De referenties zijn te vinden in deel 5.
Inleiding
Ik heb de pedagogiek gekarakteriseerd als een handelingswetenschap die betrokken is op wat er in de praktijk van opvoeding en onderwijs op het spel staat, en heb dat laatste benoemd als een oriëntatie op de eigenstandigheid van kind en jongere.
In opvoeding en onderwijs ontmoeten we kind en jongere nooit louter als object, maar ook altijd als subject, en het ultieme doel van opvoeding en onderwijs is precies om eigenstandig bestaan, bestaan als subject mogelijk te maken. Het is precies deze intentie die ik wil benoemen als de pedagogische ‘paragraaf.’
Bestaan-als-subject
Dat roept natuurlijk de vraag op hoe die paragraaf het beste verzorgd zou kunnen worden, dat wil zeggen, wat voor soort educatief ‘werk’ er nodig is om bestaan-als-subject mogelijk te maken.
Ik wil deze vraag hier bespreken in relatie tot de thematiek van persoonsvorming; een kwestie die tegenwoordig weer tamelijk hoog op de agenda van de Nederlandse onderwijsdiscussie staat (10), ook met betrekking tot de toekomst van het curriculum (11).
Bildung
Een van de meest prominente manieren waarop het vraagstuk van de persoonsvorming in de achterliggende jaren in Nederland is opgepakt, is in termen van Bildung. Er is veel enthousiasme voor Bildung en er gebeuren mooie dingen onder die noemer.
Maar als het gaat om persoonsvorming, dan heeft de traditie van Bildung in zekere zin een blinde vlek. Het probleem zit hem in de ambiguïteit van het woord ‘persoonsvorming’ zelf, dat namelijk gelezen kan worden als de vorming-van-personen in de richting van bepaalde idealen of ideaalbeelden – en daar vinden we Bildung – maar ook gelezen kan worden als vorming-tot-persoon-zijn of, nog preciezer, als vorming-tot-persoon-willen-zijn (12).
"Als het gaat om persoonsvorming, dan heeft de traditie van de Bildung een blinde vlek."
Bildung en Erziehung
Het is in die tweede lezing dat we de specifiek pedagogische insteek vinden, een insteek waar het kernbegrip niet Bildung is, maar Erziehung (13). Laat ik kort proberen toe te lichten om welk verschil het hier gaat (14).
Onderwijs en Bildung
Het denken over opvoeding en onderwijs in termen van Bildung is geïnteresseerd in de vraag hoe mensen worden wie ze zijn. De gedachte daarbij is dat dit niet een proces van ontwikkeling van binnenuit is, van het ontvouwen van wat in potentie al aanwezig is op de manier waarop de eikel, als we zorgen voor water, mest, en licht, uiteindelijk zal uitgroeien tot eikenboom (en overigens ook niks anders kan worden dan een eikenboom), maar cruciaal afhangt van onze interactie met cultuur.

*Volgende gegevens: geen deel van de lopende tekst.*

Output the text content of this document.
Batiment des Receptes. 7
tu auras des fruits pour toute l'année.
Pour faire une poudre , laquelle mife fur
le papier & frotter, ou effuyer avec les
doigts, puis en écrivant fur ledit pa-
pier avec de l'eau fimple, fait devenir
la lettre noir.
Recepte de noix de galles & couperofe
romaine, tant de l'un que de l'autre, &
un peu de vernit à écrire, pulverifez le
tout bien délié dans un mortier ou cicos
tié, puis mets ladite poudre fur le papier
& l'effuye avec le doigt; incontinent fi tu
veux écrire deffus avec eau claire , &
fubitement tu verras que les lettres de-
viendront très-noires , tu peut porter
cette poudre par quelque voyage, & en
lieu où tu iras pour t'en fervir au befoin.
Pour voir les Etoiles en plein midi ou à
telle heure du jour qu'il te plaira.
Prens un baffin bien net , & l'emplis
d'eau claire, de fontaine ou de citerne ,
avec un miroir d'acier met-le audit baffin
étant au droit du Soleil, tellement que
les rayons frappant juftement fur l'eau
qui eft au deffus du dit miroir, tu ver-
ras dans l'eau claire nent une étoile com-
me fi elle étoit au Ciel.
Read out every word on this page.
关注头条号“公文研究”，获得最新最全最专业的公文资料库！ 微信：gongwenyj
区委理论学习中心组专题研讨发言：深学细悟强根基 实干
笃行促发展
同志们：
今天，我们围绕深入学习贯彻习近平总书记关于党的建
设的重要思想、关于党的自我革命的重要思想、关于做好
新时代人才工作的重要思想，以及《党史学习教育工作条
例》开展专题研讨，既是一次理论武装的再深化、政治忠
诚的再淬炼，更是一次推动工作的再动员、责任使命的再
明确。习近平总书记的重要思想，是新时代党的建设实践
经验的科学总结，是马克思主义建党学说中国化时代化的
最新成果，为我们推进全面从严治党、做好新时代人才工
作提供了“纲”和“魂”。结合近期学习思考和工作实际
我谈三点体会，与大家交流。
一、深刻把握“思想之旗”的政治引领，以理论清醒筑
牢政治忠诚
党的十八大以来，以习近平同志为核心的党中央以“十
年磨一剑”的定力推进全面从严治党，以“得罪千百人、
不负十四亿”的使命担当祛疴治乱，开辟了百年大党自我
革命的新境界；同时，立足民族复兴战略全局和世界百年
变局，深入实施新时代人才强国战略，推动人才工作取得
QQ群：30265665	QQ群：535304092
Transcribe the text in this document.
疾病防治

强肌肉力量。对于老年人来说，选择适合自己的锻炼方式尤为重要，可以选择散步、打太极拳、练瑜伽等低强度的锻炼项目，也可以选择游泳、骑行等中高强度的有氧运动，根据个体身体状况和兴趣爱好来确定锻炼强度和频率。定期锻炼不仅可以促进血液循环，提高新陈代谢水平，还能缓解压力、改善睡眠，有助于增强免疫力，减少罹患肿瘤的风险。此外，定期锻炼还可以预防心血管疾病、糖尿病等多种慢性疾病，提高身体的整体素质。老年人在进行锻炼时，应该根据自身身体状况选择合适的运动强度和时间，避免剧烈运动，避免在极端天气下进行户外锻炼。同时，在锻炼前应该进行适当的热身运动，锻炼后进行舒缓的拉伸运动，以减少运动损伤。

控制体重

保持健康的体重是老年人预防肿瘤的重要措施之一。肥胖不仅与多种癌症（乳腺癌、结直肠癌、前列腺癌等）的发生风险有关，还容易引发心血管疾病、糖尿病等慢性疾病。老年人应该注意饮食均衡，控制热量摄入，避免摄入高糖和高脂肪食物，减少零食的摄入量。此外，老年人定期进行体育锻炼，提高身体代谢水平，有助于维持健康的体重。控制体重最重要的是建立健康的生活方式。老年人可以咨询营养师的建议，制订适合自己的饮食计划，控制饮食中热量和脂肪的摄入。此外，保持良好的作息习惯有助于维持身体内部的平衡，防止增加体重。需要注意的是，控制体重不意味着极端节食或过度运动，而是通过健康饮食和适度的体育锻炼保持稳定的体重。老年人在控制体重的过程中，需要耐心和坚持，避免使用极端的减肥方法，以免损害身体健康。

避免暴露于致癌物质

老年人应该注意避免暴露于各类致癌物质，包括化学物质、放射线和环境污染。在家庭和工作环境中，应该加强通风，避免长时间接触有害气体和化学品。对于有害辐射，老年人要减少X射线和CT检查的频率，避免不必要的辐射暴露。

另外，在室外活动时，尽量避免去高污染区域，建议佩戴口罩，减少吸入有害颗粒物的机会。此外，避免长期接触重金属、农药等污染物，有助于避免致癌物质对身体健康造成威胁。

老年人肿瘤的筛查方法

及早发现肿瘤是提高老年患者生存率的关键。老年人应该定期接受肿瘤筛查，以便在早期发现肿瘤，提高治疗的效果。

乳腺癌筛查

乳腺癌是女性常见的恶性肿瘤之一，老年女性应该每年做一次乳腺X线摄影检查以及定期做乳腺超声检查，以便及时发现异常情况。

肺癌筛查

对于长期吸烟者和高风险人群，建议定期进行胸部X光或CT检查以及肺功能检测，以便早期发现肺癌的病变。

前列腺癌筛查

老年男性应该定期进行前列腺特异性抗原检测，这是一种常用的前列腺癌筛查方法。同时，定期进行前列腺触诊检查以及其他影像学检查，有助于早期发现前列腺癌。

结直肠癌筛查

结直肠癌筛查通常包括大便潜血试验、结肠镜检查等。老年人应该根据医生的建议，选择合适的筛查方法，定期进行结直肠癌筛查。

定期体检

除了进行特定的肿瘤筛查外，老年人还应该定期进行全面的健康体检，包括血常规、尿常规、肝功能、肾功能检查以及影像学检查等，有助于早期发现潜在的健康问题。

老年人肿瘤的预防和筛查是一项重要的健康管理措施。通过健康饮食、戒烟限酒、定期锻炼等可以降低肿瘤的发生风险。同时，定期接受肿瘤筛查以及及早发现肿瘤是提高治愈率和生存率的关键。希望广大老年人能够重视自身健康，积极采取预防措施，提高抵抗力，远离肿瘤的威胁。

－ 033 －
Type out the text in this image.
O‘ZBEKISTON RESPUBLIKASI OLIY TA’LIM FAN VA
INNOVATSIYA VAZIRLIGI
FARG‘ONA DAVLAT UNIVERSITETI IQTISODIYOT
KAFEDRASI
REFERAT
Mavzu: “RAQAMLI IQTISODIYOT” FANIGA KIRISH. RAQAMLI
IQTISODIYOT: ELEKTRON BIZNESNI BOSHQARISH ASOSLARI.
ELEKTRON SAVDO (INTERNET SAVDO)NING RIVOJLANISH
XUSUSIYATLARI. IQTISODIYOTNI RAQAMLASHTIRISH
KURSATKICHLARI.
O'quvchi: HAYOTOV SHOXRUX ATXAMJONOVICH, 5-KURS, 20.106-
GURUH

Cultuur moet hier in antropologische zin worden begrepen, als alles dat door mensen is voortgebracht. Naast taal gaat het daarbij om tradities, praktijken en instituties, en om manieren om die (theoretisch) te benoemen en (historisch en politiek) te begrijpen, waarbij taal zelf uiteraard een belangrijke rol speelt.
Bildung is een interactief en reflexief proces
Dat Bildung als een interactief proces wordt begrepen, laat zien dat het niet gaat om het inwerken van cultuur op een passief individu. Al bij Wilhelm von Humboldt wordt Bildung gezien als een proces van zelfvorming (Selbstgestaltung) waaraan het individu een actieve bijdrage levert (zie Ballauff & Schaller, 1973).
Bildung is daarmee ook een reflexief proces, omdat altijd de vraag aan de orde is welke aspecten van de cultuur de moeite waard zijn om zich aan te vormen. Bildung vraagt, anders gezegd, om een oordeel over het Bildungs-aanbod (zie Kron, 1989, p. 66).
Dat betekent dat in Bildung zowel het individu als de wereld ‘in beeld’ komen, iets dat Wolfgang Klafki (1969) mooi heeft benoemd als de ‘dubbele ontsluiting’ van zelf en wereld.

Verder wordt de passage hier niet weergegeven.